3. Declare null hypothesis \(\mathcal{H}_0\) — (1 pts)
\(\mathcal{H}_0\) is that there is no dependency/association between \(calcium\) and \(sodium\)
4. Calculate and plot the correlation on a scatterplot — (2 pts)
ggscatter(
data = b,
y = "calcium",
x = "sodium"
) +
stat_cor(
method = "pearson",
label.x = 110,
label.y = 2.4
)
Problem # 2
Do mouse calcium levels explain mouse sodium levels? If so, to what extent?
Use a linear model to do the following:
1. Specify the Response and Explanatory variables — (2 pts)
The response variable y is sodium The explantory variable x is calcium
2. Declare the null hypothesis — (1 pts)
The null hypothesis is calcium levels do not explain/predict sodium levels.
3. Use the lm
function to create a fit (linear model) — (1 pts)
also save the slope and intercept for later
fit <- lm(formula = sodium ~ 1 + calcium, data = b)
int <- tidy(fit)[1, 2]
slope <- tidy(fit)[2, 2]
4. Add residuals to the data and create a plot visualizing the residuals — (1 pts)
b_fit <- augment(fit, data = b)
avg_sod <- mean(b$sodium)
ggplot(
data = b_fit,
aes(x = calcium, y = sodium)
) +
geom_point(size = 1, aes(color = .resid)) +
geom_abline(
intercept = pull(int),
slope = pull(slope),
col = "red"
) +
scale_color_gradient2(
low = "blue",
mid = "black",
high = "yellow"
) +
geom_segment(
aes(
xend = calcium,
yend = .fitted
),
alpha = .1
) + # plot line representing residuals
theme_linedraw()
5. Calculate the \(R^2\) and compare to \(R^2\) from fit — (2 pts)
\(R^2 = 1 - \displaystyle \frac {SS_{fit}}{SS_{null}}\)

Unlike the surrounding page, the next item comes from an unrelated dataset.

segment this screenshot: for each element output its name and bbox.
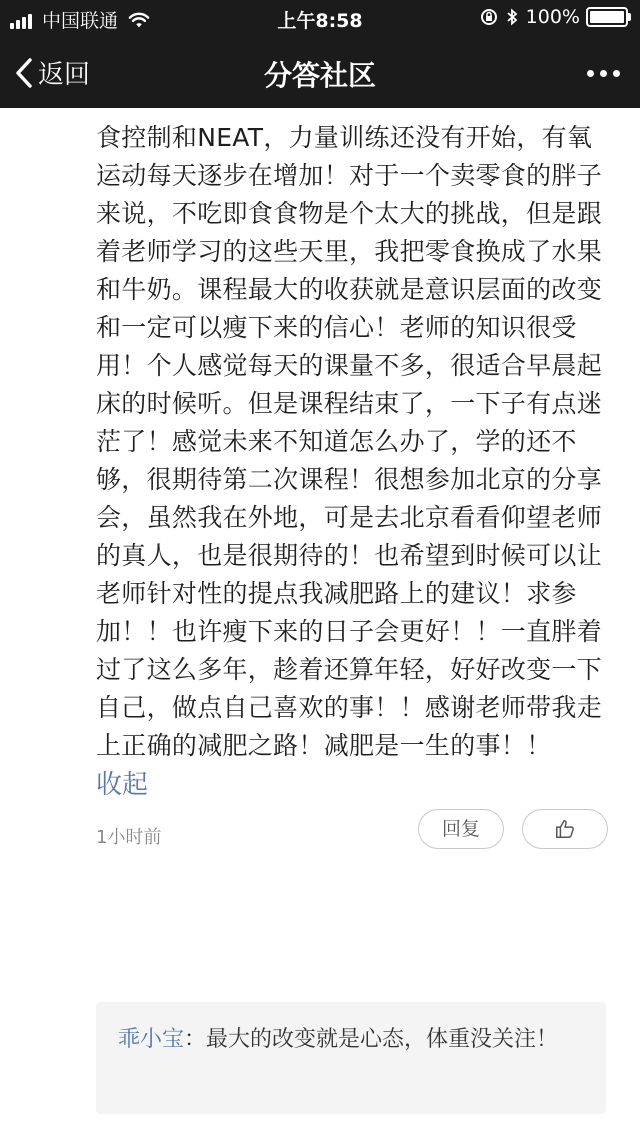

\(SS_{fit} = \sum_{i=1}^{n} (data - line)^2 = \sum_{i=1}^{n} (y_{i} - (\beta_0 \cdot 1+ \beta_1 \cdot x)^2\)
\(SS_{null}\) — sum of squared errors around the mean of \(y\)
\(SS_{null} = \sum_{i=1}^{n} (data - mean)^2 = \sum_{i=1}^{n} (y_{i} - \overline{y})^2\)
6. Using \(R^2\), describe the extent to which calcium explains sodium levels — (2 pts)
\(calcium\) explains ~68% of variation in \(sodium\) levels
7. Report (do not calculate) the \(p-value\) and your decision on the null — (1 pts)
fit |>
glance() |>
select(p.value)
# A tibble: 1 × 1
p.value
<dbl>
1 0
The null hypothesis is calcium levels do not explain/predict sodium levels IS NOT SUPPORTED
Calcium levels to predict sodium levels.
Problem # 3
What is the association between mouse weight and age levels for different sexes?
1. Calculate the pearson correlation coefficient between weight and age for females and males — (2 pts)
b |>
group_by(factor(sex)) |>
cor_test(weight, age)
# A tibble: 2 × 9
`factor(sex)` var1 var2 cor statistic p conf.low conf.high method
<fct> <chr> <chr> <dbl> <dbl> <dbl> <dbl> <dbl> <chr>
1 F weight age 0.21 6.30 4.67e-10 0.143 0.269 Pearson
2 M weight age 0.37 12.0 1.22e-30 0.314 0.427 Pearson
2. Describe your observations — (2 pts)
The relationship between weight and age is stronger for males than it is for females.